Pour ceux qui souhaitent aider depuis la France avec des dons en nature, il est recommandé de passer par une association en France dans un premier temps. Ces associations, après un premier tri, transmettront les dons à une association marocaine qui les redirigera ensuite vers la Fondation Mohamed V. Il est important de noter que les envois spontanés de particuliers peuvent créer des complications.

Il ne faut pas hésiter à se rapprocher des associations locales, mosquées, églises qui ont élaboré les premiers circuits. Parmi les associations recommandées pour les dons : le Croissant rouge, Médecins sans frontière ou encore Solidarité laïque.

Ces associations et ONG conseillent d’envoyer essentiellement des denrées non périssables, comme des céréales et des légumineuses (lentilles, haricots, pois chiches, pois cassés). Il y aura aussi besoin de chauffages.

Quelle mobilisation de la communauté française locale à la suite du séisme ?  

Nous sommes toutes et tous totalement investis, qu’il s’agisse de dons financiers ou d’aider sur le terrain. Tous les lycées français à travers le Maroc ont lancé des appels aux dons et sont devenus des points de collecte.

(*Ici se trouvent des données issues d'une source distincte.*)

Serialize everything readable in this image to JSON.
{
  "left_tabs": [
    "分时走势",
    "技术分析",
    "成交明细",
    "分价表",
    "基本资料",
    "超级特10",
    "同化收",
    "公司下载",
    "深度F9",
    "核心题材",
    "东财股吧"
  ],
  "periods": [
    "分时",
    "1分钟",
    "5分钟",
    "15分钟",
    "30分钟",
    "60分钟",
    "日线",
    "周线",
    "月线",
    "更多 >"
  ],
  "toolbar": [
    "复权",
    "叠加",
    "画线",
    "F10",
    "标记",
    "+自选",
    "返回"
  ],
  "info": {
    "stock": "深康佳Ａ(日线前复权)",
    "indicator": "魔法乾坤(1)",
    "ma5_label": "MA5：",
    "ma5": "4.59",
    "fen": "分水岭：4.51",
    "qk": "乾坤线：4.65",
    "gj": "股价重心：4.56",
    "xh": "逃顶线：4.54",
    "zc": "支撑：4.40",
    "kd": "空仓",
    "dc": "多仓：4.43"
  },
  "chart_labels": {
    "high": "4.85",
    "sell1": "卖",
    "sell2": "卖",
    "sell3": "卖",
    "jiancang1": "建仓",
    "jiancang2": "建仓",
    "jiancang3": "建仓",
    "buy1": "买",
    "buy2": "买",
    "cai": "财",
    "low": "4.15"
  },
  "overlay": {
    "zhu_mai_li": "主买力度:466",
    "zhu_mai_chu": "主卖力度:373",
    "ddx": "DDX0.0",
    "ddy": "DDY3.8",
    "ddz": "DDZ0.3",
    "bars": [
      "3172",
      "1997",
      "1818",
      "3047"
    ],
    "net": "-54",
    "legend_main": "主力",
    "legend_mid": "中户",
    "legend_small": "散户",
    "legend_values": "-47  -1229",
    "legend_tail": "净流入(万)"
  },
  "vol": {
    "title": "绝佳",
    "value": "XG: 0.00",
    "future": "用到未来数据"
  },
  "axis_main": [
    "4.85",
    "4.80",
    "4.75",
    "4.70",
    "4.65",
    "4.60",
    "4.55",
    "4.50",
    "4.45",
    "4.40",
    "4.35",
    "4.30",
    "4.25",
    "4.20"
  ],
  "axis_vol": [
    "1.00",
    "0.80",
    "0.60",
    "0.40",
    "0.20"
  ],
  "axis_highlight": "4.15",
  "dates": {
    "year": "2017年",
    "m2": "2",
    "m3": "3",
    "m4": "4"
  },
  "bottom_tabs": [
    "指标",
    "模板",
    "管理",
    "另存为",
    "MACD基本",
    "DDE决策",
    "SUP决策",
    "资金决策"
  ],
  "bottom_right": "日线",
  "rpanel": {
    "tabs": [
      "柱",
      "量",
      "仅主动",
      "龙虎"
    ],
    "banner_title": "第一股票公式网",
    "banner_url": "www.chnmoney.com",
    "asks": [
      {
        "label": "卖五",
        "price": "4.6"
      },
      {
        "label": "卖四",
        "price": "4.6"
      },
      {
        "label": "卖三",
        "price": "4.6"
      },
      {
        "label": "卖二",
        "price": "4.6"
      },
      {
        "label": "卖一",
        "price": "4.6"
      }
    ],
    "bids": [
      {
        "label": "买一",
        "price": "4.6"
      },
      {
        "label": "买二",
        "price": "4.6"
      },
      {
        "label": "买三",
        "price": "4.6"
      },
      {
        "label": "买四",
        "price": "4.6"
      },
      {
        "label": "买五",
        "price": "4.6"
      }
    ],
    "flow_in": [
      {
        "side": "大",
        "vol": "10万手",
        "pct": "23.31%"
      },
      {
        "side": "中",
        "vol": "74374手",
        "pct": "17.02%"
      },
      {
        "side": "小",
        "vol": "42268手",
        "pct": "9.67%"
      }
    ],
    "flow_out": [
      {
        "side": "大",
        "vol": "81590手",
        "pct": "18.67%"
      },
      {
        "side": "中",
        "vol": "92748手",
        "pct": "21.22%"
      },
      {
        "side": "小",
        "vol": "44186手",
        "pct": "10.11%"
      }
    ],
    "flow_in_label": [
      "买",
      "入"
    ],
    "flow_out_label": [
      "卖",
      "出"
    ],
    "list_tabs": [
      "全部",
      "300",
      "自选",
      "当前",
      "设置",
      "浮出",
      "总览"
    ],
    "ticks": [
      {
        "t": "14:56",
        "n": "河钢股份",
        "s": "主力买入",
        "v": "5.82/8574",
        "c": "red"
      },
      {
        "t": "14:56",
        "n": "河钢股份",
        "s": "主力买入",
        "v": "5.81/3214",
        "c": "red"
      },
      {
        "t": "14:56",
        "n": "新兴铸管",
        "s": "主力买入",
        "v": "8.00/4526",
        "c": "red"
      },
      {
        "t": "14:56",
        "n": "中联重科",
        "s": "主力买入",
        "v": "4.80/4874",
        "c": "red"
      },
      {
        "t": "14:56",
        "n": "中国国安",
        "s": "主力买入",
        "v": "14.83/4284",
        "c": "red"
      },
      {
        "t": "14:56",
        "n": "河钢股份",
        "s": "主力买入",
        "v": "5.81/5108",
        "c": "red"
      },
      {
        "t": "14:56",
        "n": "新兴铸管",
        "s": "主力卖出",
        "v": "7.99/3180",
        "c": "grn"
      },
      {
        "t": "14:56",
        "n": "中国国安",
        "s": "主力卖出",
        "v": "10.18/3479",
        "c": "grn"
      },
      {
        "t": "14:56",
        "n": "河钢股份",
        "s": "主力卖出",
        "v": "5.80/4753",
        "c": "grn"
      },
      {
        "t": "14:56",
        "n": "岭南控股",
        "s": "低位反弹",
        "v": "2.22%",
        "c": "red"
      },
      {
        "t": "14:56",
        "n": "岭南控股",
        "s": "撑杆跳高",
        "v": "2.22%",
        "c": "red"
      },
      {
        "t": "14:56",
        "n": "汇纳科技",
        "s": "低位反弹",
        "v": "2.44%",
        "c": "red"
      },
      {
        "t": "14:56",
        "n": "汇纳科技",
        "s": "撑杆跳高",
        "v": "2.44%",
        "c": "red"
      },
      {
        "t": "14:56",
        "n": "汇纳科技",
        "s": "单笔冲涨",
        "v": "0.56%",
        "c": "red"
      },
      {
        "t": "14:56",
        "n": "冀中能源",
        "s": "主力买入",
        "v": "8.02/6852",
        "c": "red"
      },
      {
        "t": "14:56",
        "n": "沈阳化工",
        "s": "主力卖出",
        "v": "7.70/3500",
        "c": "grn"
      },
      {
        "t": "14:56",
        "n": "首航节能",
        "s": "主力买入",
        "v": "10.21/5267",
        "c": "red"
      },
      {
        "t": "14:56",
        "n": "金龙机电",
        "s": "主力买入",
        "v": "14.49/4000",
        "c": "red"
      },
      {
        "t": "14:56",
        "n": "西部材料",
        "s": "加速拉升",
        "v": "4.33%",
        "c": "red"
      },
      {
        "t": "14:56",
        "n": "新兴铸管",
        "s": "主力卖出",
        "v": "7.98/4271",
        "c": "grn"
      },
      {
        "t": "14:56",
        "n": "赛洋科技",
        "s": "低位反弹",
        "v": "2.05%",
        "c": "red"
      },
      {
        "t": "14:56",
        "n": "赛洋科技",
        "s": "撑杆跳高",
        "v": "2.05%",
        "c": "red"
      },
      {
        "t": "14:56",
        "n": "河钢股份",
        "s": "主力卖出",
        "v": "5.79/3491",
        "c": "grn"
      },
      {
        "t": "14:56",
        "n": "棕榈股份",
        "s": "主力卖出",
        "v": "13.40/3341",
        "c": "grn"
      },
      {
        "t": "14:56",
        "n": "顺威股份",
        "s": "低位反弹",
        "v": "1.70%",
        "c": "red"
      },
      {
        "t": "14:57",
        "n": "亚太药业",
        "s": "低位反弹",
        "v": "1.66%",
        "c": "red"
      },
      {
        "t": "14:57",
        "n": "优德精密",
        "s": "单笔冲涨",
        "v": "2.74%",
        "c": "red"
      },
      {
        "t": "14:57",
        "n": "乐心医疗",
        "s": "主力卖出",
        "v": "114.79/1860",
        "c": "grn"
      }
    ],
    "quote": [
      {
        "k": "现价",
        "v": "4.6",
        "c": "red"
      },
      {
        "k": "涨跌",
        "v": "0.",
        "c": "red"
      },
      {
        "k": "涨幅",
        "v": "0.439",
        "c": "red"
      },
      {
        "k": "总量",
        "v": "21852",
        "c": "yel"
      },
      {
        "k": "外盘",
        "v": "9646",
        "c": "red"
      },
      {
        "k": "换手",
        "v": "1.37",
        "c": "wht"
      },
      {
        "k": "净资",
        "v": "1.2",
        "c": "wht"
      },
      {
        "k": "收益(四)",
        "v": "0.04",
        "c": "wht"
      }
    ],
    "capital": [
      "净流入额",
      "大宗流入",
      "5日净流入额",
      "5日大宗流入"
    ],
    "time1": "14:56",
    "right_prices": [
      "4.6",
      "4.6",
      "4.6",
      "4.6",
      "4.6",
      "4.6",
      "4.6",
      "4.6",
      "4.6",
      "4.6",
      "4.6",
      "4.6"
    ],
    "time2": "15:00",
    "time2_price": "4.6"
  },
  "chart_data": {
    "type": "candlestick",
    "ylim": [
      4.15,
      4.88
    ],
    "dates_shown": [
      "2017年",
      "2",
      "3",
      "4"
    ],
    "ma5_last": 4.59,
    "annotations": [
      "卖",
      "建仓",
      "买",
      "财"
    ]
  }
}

Le lycée de Marrakech s’est transformé, dans les jours qui ont suivi le séisme, en un lieu d’hébergement, y compris pour le Consul Général de France qui a vu sa résidence détruite.

D’après le dernier bilan, quatre français figurent parmi les victimes. Quelle a été la réponse consulaire dans les premières heures qui ont suivi le séisme ?  

Il faut déjà préciser que le consulat de Marrakech a été épargné par le séisme. Seule la résidence du Consul a été touchée. Dans les premières heures, le consulat a créé une cellule de crise, avec un numéro de téléphone pour permettre à la communauté française de joindre les agents. Très vite, la gestion de crise a été basculée à l’ambassade de France à Rabat, avant d’être centralisée au Centre de crise à Paris. Tous les îlotiers ont ainsi parfaitement joué leur rôle ; le tout, dans des délais très courts.